Wypchnął byłą partnerkę z okna, bo go rzuciła. Cud, że przeżyła!
Do wstrząsającego zdarzenia doszło w kwietniu 2025 r. w Łodzi. 29-letnia kobieta przebywała w mieszkaniu swojego byłego partnera razem z ich rocznym dzieckiem. Jak relacjonuje rzecznik Prokuratury Okręgowej w Łodzi prok. Paweł Jasiak, mężczyzna groził kobiecie śmiercią, jeśli ta do niego nie wróci.
- Gdy przechodziła w pobliżu jednego z okien, mężczyzna poinformował ją, że jeżeli do niego nie powróci, to gotów jest ją zabić. Po odmowie z jej strony oskarżony złapał pokrzywdzoną za ramiona i wystawił jej głowę za otwarte okno – relacjonował prok. Paweł Jasiak.
Dalej było jeszcze gorzej. W wyniku szarpaniny kobieta znalazła się na parapecie po zewnętrznej stronie okna. Wtedy 28-latek zamknął dolne skrzydła okna, otworzył jego górną część, chwycił pokrzywdzoną za głowę i popchnął ją.
28-latek odpowie za usiłowanie zabójstwa
Kobiecie cudem udało się przeżyć upadek z pierwszego piętra.
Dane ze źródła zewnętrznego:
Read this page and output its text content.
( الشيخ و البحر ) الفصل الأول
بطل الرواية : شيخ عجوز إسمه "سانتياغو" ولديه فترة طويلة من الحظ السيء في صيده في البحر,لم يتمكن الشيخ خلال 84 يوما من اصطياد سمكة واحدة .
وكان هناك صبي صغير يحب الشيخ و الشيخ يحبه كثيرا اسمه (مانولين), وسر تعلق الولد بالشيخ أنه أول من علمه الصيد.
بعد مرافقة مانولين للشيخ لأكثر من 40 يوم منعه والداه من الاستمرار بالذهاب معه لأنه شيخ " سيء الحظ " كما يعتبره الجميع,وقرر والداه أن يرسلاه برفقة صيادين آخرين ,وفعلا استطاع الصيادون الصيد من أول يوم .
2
W trakcie spadania zahaczyła o gałąź pobliskiego drzewa, co zamortyzowało uderzenie o ziemię. Dzięki temu 29-latka uszła z życiem.
Po wszystkim oskarżony uciekł z dzieckiem z mieszkania. Po zatrzymaniu 28-latka prokurator przedstawił mu zarzuty, m.in. usiłowania zabójstwa, co zagrożone jest karą dożywotniego pozbawienia wolności. Mężczyzna był wcześniej karany, w tym za przestępstwa przeciwko życiu i zdrowiu. Jest tymczasowo aresztowany.